Una cosa si era innegable: los disfraces de aquellas personas elegantes del ascensor les daban un aspecto magnífico. Se les veía sanos y llenos de vitalidad, con los rostros muy sonrosados y con unos cuellos y gargantas tan robustos... Henderson contempló los opulentos brazos de la mujer que tenía al lado. Clavó los ojos en ellos durante un buen rato sin darse cuenta de lo que hacia, y acabó dándose cuenta de que los demás ocupantes del ascensor se habían apartado de él. Estaban apelotonados en un rincón de la cabina, como si le tuvieran miedo a su capa y su fruncimiento de ceño y a sus ojos clavados en la mujer. Su parloteo había cesado de repente. La mujer le miró como si se dispusiera a decir algo, pero las puertas del ascensor se abrieron bruscamente dándole una bien acogida oportunidad de escapar a todo aquello.

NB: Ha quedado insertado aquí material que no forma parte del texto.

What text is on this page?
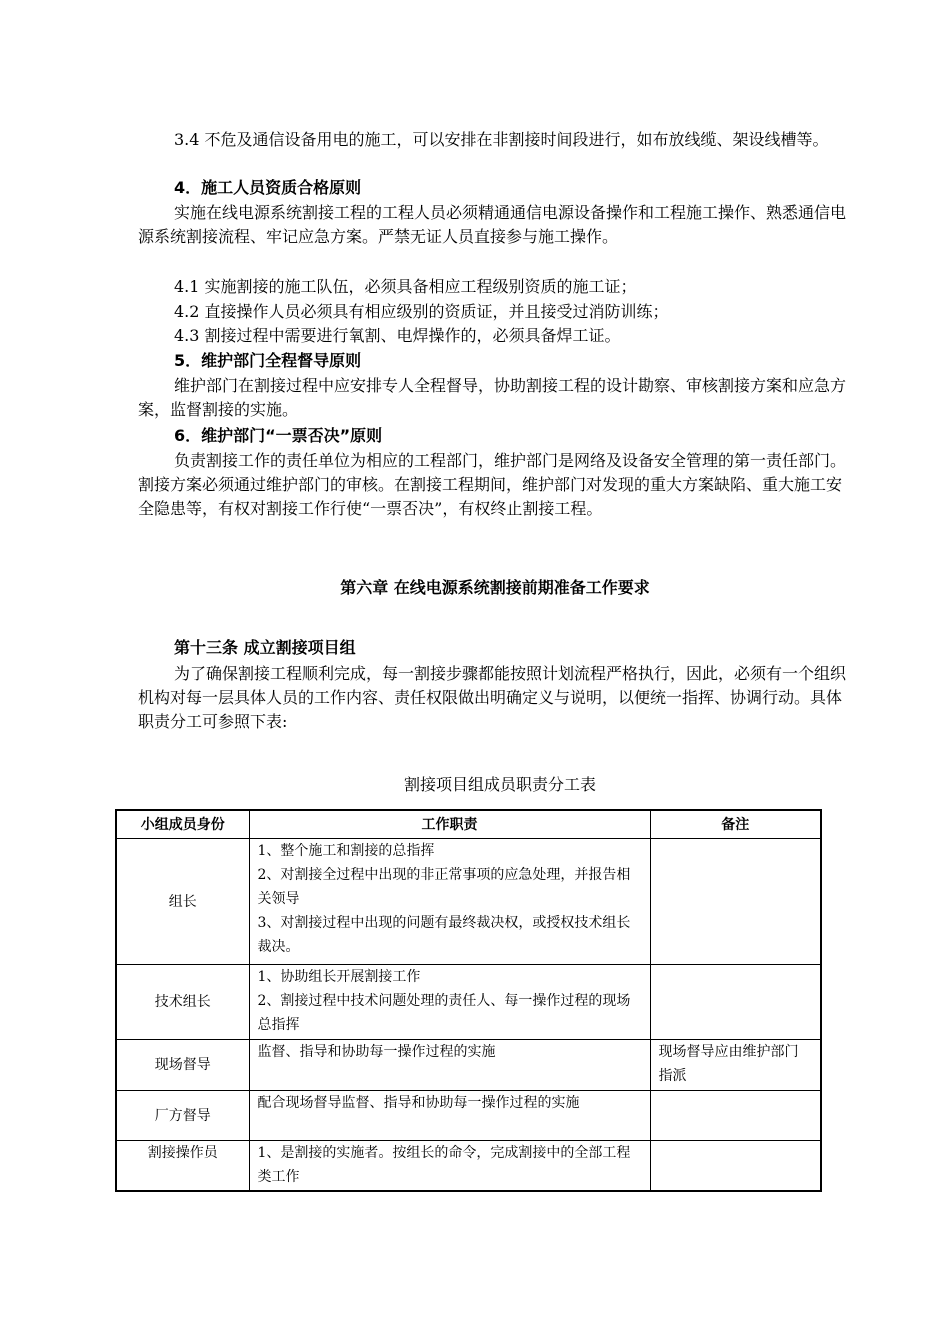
3.4 不危及通信设备用电的施工，可以安排在非割接时间段进行，如布放线缆、架设线槽等。

4．施工人员资质合格原则

实施在线电源系统割接工程的工程人员必须精通通信电源设备操作和工程施工操作、熟悉通信电源系统割接流程、牢记应急方案。严禁无证人员直接参与施工操作。

4.1 实施割接的施工队伍，必须具备相应工程级别资质的施工证；

4.2 直接操作人员必须具有相应级别的资质证，并且接受过消防训练；

4.3 割接过程中需要进行氧割、电焊操作的，必须具备焊工证。

5．维护部门全程督导原则

维护部门在割接过程中应安排专人全程督导，协助割接工程的设计勘察、审核割接方案和应急方案，监督割接的实施。

6．维护部门“一票否决”原则

负责割接工作的责任单位为相应的工程部门，维护部门是网络及设备安全管理的第一责任部门。割接方案必须通过维护部门的审核。在割接工程期间，维护部门对发现的重大方案缺陷、重大施工安全隐患等，有权对割接工作行使“一票否决”，有权终止割接工程。

第六章 在线电源系统割接前期准备工作要求

第十三条 成立割接项目组

为了确保割接工程顺利完成，每一割接步骤都能按照计划流程严格执行，因此，必须有一个组织机构对每一层具体人员的工作内容、责任权限做出明确定义与说明，以便统一指挥、协调行动。具体职责分工可参照下表:

割接项目组成员职责分工表

小组成员身份	工作职责	备注
组长	1、整个施工和割接的总指挥
2、对割接全过程中出现的非正常事项的应急处理，并报告相关领导
3、对割接过程中出现的问题有最终裁决权，或授权技术组长裁决。	

技术组长	1、协助组长开展割接工作
2、割接过程中技术问题处理的责任人、每一操作过程的现场总指挥	

现场督导	监督、指导和协助每一操作过程的实施	现场督导应由维护部门指派
厂方督导	配合现场督导监督、指导和协助每一操作过程的实施	

割接操作员	1、是割接的实施者。按组长的命令，完成割接中的全部工程类工作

¿Qué diablos estaba pasando? Primero el taxista, luego la mujer... ¿Habría bebido demasiado?
Bueno, ahora ya no tenía tiempo de pensar en ello. Aquí estaba Marcus Lindstrom, y acababa de ponerle un vaso en la mano.
-Qué tenemos aquí? ¡Ah, un hombre del saco! 
Bastaba con mirarle una vez para darse cuenta de que Lindstrom ya estaba borracho, como solía ocurrirle en aquel tipo de acontecimientos. Su gordo anfitrión tenía el cuerpo repleto de alcohol.
-¡Venga, muchacho, tómate una copa! Yo beberé de la botella. Ese disfraz tuyo me ha dado un buen susto. ¿De dónde has sacado el maquillaje?
-Maquillaje? No llevo maquillaje.
-Oh. Claro, claro. No llevas maquillaje. Qué..., qué idiota soy.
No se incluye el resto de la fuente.